Friday, April 29, 2011
The Answered Prayer
I learned something today about prayer, and from the most unexpected source. I glanced over the words by accident. It was a fluke. Or was it? All this time I've waited for an answer that I believed would not come, because it hadn't come. No matter the tears, the long showers communing with spirit, the frustration, the pain, I felt abandoned, resigned to my post for good. You do not know how I asked, how I pleaded, how I wondered why they would not hear me, see my heart, the troubles stirring in my mind, why they would not take this burden from me.

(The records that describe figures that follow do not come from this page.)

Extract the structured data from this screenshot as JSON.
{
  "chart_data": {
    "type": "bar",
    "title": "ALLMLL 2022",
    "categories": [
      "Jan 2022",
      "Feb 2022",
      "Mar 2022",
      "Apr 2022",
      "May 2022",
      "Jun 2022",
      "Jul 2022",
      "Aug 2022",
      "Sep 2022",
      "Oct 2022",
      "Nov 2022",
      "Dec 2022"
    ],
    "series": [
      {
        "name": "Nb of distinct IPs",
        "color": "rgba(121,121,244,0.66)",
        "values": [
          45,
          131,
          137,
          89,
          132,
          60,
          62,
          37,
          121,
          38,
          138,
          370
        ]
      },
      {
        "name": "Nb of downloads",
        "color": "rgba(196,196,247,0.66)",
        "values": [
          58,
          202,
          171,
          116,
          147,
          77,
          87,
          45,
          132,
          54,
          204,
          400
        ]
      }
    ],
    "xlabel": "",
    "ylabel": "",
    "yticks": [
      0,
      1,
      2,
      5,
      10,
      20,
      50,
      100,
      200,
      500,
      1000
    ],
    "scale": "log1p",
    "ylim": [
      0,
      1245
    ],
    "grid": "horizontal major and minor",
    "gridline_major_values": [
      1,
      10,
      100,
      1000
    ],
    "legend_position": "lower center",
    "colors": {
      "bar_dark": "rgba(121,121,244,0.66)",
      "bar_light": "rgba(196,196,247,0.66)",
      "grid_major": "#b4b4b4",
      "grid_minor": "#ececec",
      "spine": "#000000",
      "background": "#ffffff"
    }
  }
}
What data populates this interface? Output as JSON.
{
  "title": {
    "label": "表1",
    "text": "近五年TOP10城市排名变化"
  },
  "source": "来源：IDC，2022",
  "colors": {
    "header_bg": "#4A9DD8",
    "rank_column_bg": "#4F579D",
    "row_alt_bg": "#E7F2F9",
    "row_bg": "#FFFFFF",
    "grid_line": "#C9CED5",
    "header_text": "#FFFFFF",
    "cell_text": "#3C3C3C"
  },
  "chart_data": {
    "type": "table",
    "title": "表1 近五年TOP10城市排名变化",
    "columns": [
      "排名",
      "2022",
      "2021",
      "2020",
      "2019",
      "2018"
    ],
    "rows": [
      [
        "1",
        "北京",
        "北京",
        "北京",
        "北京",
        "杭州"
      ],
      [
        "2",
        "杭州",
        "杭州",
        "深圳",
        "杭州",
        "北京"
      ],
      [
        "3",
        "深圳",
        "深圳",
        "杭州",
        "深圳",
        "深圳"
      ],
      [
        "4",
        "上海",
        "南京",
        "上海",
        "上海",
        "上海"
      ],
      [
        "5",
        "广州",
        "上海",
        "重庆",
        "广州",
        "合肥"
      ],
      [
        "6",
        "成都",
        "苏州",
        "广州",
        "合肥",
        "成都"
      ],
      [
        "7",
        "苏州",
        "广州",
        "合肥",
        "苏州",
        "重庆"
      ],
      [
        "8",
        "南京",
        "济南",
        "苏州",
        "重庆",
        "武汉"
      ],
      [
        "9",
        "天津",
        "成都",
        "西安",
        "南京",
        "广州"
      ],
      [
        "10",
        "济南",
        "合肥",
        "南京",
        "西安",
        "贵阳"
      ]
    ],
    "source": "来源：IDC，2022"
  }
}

And there the words were in plain sight on a page written by a woman I do not know. When the Universe does not answer, it is because It knows that you already know what the answer is. I don't think I can fully explain what this statement alone means to someone like me, who's been struggling for clarity. This fog suddenly lifted right before my tired eyes and I could see. Grace had entered. Grace had always been there but I could not see Her. When I read the words, I saw that I did know the answer. I mean, I saw all those spaces where I had known but doubted. I can't believe it but I had always known the answer. I am blessed with the rare opportunity of having the mirror be reflected back to me. I can't express my gratitude. They had faith in me when I did not. They saw through my eyes when I was blind. When I cried, they carried my tears in the chalices of their own hearts. They waited patiently because they knew this day would come. They held me in their arms like a child, with kindness, beauty and love. Real love.